As a consequence, Georgia DNR’s concurrence letter distressingly exhibits a complete misunderstanding of the risks when it includes numerous statements such as this: "The overflight exclusion zone, or area where the public will be excluded during launch closures, will be approximately 1/3 smaller since it was narrowed from 10,600' wide to 7,300' wide and extends out twelve (12) nautical miles (nm) offshore;". Obviously, if the overflight exclusion zone (OEZ) extends 12 miles offshore, the plan to allow normal human activity on Cumberland Island is impossible. The State is truly confused.
Even more confusing is the US Coast Guard Safety/Exclusion zone restricting boating activity to ostensibly protect humans on the water on three sides of Cumberland Island while allowing human activity on the island itself. Simple logic indicates the FAA regulations were written never anticipating a circumstance as illogical as the downrange risks at Spaceport Camden. No wonder the State and the Department of Interior/NPS are confused.
After five years of work, the following intentionally disjointed and fact-twisting paragraph in FEIS Section 184.108.40.206, Launch Failures on page 2-35, should be immediately disqualifying:
“As stated previously, a typical trajectory starts with a nearly vertical climb for 45 to 75 seconds, and then slowly tips horizontally, continuing to gain altitude until it achieves orbit. Based on launch and trajectory modeling information as included in the Launch Site Operator License Application for Spaceport Camden, the instantaneous impact point (IIP) clears the island from west to east in about 5 to 7 seconds of dwell time. The IIP is the projected landing spot of the rocket should thrust be terminated at that instant. For the 100-degree trajectory, around 60 seconds into mostly vertical flight, the IIP starts to cross the western edge of Cumberland Island, taking about 5 to 7 seconds to reach the Atlantic Ocean (the “IIP dwell time”). The rocket passes directly above Cumberland Island at an altitude of approximately 72,000 feet and departs 6 to 10 seconds later at about 97,000 feet. During this physical crossing, if an incident were to occur, the debris would fall forward along the trajectory and beyond the island.”

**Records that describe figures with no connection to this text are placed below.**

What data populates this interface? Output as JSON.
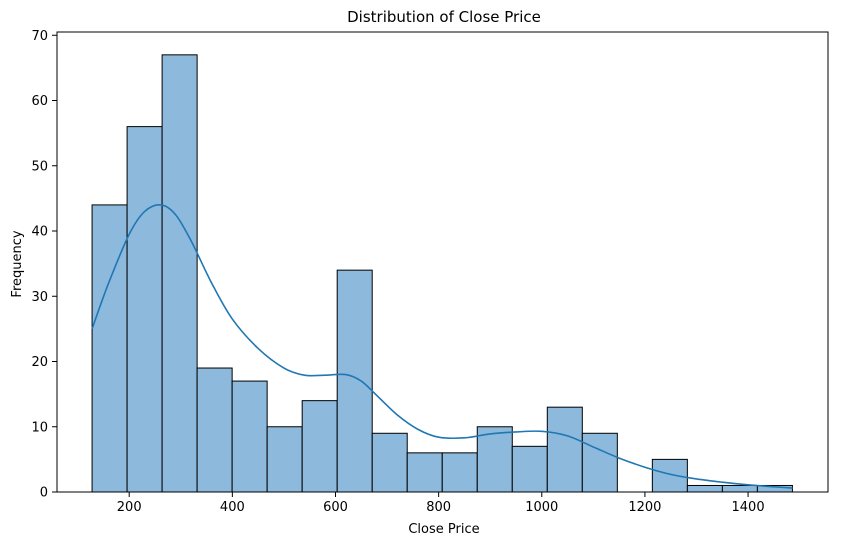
{
  "chart_data": {
    "type": "bar",
    "title": "Distribution of Close Price",
    "xlabel": "Close Price",
    "ylabel": "Frequency",
    "xlim": [
      60,
      1555
    ],
    "ylim": [
      0,
      70.5
    ],
    "x_ticks": [
      200,
      400,
      600,
      800,
      1000,
      1200,
      1400
    ],
    "y_ticks": [
      0,
      10,
      20,
      30,
      40,
      50,
      60,
      70
    ],
    "bin_edges": [
      128,
      195.9,
      263.8,
      331.7,
      399.6,
      467.5,
      535.4,
      603.3,
      671.2,
      739.1,
      807,
      874.9,
      942.8,
      1010.7,
      1078.6,
      1146.5,
      1214.4,
      1282.3,
      1350.2,
      1418.1,
      1486
    ],
    "values": [
      44,
      56,
      67,
      19,
      17,
      10,
      14,
      34,
      9,
      6,
      6,
      10,
      7,
      13,
      9,
      0,
      5,
      1,
      1,
      1
    ],
    "kde": {
      "x": [
        128,
        160,
        200,
        230,
        262,
        290,
        320,
        360,
        400,
        450,
        500,
        540,
        580,
        620,
        650,
        680,
        720,
        760,
        800,
        850,
        900,
        950,
        1000,
        1050,
        1100,
        1150,
        1200,
        1250,
        1300,
        1350,
        1400,
        1450,
        1486
      ],
      "y": [
        25,
        32,
        39.5,
        43,
        44,
        42.5,
        38.5,
        32,
        26.5,
        22,
        19,
        17.9,
        17.9,
        18,
        17,
        14.8,
        11.8,
        9.6,
        8.4,
        8.3,
        8.9,
        9.2,
        9.3,
        8.6,
        6.9,
        5.2,
        3.8,
        2.7,
        2.0,
        1.5,
        1.1,
        0.8,
        0.6
      ]
    },
    "colors": {
      "bar_fill": "#8db9dc",
      "bar_edge": "#000000",
      "kde_line": "#1f77b4"
    },
    "grid": false,
    "legend": "none"
  }
}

A non-specialist would never derive from the above statement that a launch failure in the first 90 seconds would result in 100% of debris fragments or an intact rocket falling on coastal Georgia. Thrust termination (“The IIP is the projected landing spot of the rocket should thrust be terminated at that instant”), is not a flight termination option. Earlier in 220.127.116.11., a Destructive Flight Termination System is described to assure readers that the whole, fueled rocket will not fall to earth (“The flight termination system is designed to destroy the vehicle…“). So which is it? Such contradictory statements in a Final Environmental Impact Statement are sloppy, unprofessional, and fundamentally dishonest.

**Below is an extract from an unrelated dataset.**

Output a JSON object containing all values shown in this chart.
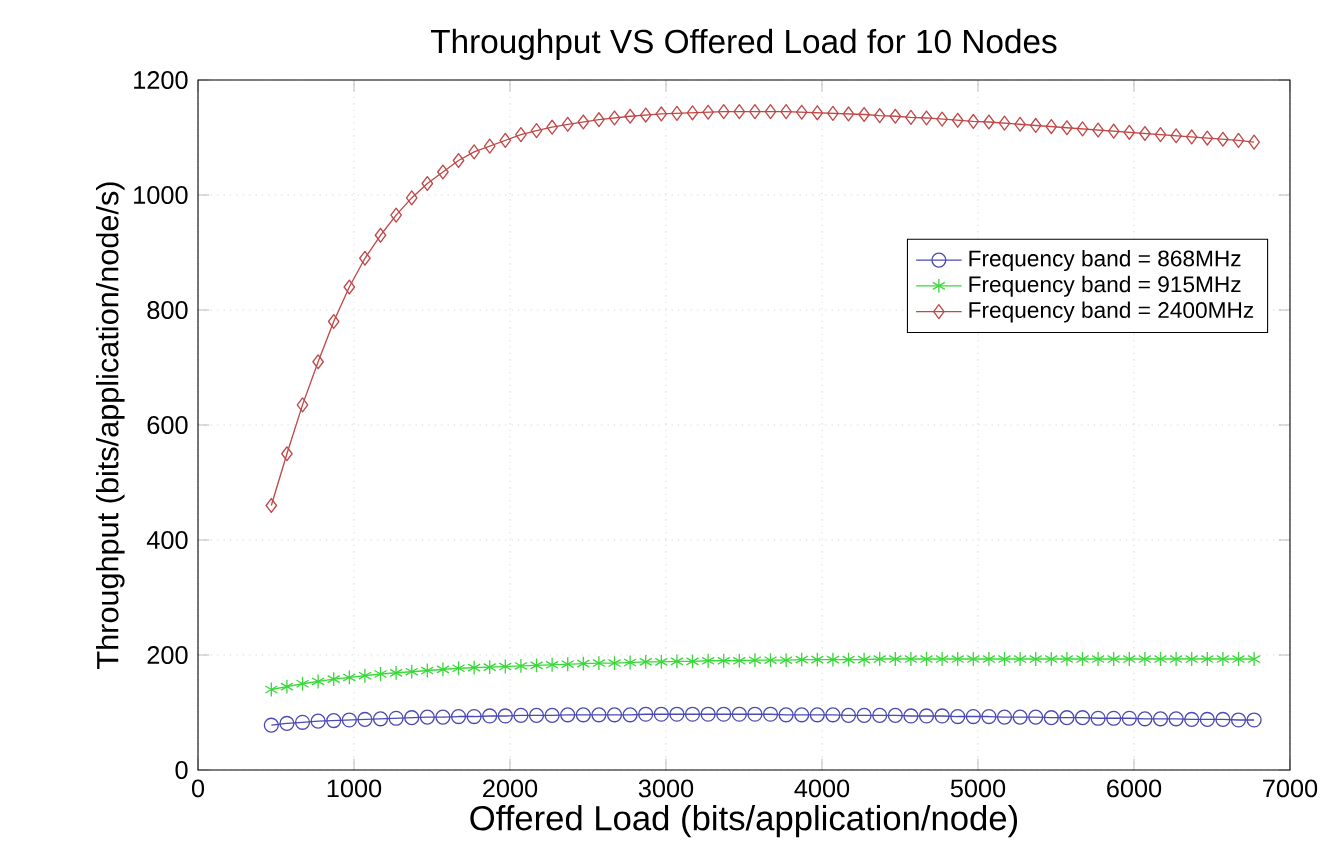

I have attached a comprehensive, though not exhaustive, accounting of a single paragraph in GDNR's concurrence letter to Stacy Zee. It is self-evident that Camden's frequent, contradictory information releases have confused the public and decision-makers. The FAA knows that GDNR and NPS are inexperienced and cannot recognize Spaceport Camden’s choices of self-serving facts, twisted logic, and wishful thinking. As those who can be harmed, we hope your staff is not similarly deceived.

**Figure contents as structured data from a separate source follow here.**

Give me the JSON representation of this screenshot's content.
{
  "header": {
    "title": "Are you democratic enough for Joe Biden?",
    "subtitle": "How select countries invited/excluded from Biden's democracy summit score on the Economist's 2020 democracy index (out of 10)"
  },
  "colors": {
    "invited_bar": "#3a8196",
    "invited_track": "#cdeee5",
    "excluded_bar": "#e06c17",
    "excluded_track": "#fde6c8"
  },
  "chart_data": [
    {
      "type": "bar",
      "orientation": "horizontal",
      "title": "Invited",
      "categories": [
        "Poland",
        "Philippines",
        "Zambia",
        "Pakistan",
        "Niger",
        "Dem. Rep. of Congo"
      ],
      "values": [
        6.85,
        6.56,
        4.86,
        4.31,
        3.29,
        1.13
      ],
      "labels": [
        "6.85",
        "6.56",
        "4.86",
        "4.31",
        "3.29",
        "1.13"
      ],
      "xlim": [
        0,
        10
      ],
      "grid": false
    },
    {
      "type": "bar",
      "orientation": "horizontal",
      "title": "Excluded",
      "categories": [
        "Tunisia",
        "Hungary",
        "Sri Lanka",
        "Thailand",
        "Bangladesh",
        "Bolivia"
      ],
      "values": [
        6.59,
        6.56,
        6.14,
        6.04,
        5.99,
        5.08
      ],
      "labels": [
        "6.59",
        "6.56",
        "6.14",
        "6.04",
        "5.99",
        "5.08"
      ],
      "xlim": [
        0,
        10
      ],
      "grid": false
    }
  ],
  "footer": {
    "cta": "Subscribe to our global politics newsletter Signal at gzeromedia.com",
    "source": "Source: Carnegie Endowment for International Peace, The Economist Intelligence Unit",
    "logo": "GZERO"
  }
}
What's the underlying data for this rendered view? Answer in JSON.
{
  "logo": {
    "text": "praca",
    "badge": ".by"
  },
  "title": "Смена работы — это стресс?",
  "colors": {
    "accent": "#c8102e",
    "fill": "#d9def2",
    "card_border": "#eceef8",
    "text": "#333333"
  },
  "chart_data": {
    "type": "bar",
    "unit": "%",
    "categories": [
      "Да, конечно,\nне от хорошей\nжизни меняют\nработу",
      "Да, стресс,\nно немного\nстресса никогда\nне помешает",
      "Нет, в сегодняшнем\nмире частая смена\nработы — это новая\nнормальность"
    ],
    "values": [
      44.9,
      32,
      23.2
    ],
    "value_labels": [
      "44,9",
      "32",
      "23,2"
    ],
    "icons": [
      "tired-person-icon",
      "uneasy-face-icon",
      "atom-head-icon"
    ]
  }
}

Space launch is a frontier science. But it must conform to safety standards to protect the public and public property. The FAA seems conflicted by its preoccupation, seemingly politically coerced, to approve a spaceport license for Spaceport Camden that should have never been seriously considered.
The irregularities in the FEIS and the process that got us to this point appear to border on fraudulent misrepresentation to Georgians, especially those in Camden County. Irrespective of the political pressure AST has received, the General with the ultimate authority must say, "We cannot and must not do this. Our Wing’s credibility is at stake, and the public is entitled to responsible decisionmaking."